Is AI Agent just LLM wrapper ? Is there anything more interesting to it ?
I hate to say "it depends" but it, aaah, kinda depends. Nailing down a good definition of "Agent" has a been a problem dating back at least into the 1990's if not the 1980's. So, depending on which definition of "AI Agent" you're using, you arguably don't even need any LLM at all. Heck, using the most expansive definition I've seen, a mechanical thermostat counts. I don't know that I'd go that far, but I'll definitely say that I do not consider Agents to require use of LLM's.
That said, the "Agent pattern du jour" is heavily based on using LLM's to provide the "brain" of the Agent and then Tool Calling to let it do things an LLM can't normally do. But still... depending on just what you do with those tool calls and any other code that sits in your Agent implementation then it certainly could be more than "just" an LLM wrapper.
Nothing stops you from, for example, using the BDI architecture, implementing multi-level memory that's analogous to the way human memory works, wiring in some inductive learning, and throwing in some case-based reasoning, and an ontology based reasoning engine.
Most people today aren't doing this, because they're mostly johnny-come-lately's that don't know anything about AI besides what they see on Twitter, Reddit, and LinkedIn; and wouldn't know BDI from BDSM.
[1]: https://en.wikipedia.org/wiki/Belief%E2%80%93desire%E2%80%93...

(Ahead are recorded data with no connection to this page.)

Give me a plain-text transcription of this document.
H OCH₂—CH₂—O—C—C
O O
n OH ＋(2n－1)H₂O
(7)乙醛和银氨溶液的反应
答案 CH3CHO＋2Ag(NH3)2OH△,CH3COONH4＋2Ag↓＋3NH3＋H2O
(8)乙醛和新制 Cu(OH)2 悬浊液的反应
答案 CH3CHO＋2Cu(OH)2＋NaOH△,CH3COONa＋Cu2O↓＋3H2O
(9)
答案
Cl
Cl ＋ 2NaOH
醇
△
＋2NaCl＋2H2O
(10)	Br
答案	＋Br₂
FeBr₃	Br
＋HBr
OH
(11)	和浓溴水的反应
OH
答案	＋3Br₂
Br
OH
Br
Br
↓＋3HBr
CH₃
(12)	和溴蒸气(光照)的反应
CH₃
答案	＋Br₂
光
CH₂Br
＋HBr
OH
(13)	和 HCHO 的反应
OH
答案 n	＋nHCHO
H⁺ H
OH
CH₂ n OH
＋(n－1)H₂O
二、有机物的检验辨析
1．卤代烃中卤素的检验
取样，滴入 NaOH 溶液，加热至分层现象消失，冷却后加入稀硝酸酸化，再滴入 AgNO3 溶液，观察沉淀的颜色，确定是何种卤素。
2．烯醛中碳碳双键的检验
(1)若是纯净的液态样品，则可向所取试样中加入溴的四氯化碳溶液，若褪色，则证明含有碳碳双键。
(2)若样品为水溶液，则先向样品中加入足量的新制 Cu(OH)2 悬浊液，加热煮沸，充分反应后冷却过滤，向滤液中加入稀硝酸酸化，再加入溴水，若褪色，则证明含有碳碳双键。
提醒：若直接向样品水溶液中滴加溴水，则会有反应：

Yes. Check the codebases. It's all prompting scaffolding. All of it. Chain of though, agents, tool using. It's just parsing the user inputs, adding text around it. "You are an expert X". That's the whole edifice.
i think an Agent is an LLM that interacts with the outside world via a protocol like MCP, that's a kind of REST-like protocol with a detailed description for the LLM on how to use it. An example is an MCP server that knows how to look up the price for a given stock ticker, so it enables the LLM to tell the current price for that ticker.
see: https://github.com/luigiajah/mcp-stocks
The implementation: https://github.com/luigiajah/mcp-stocks/blob/main/main.py
Each MCP endpoint comes with a detailed comment - that comment will be part of the metadata published by the MCP server / extension. The LLM reads this instruction when the MCP extension is added by the end user, so it will know how to call it.
The main difference between REST an MCP is that MCP can maintain state for the current session (that's an option), while REST is supposed to be inherently stateless.
I think most of the other protocols are a variation of MCP.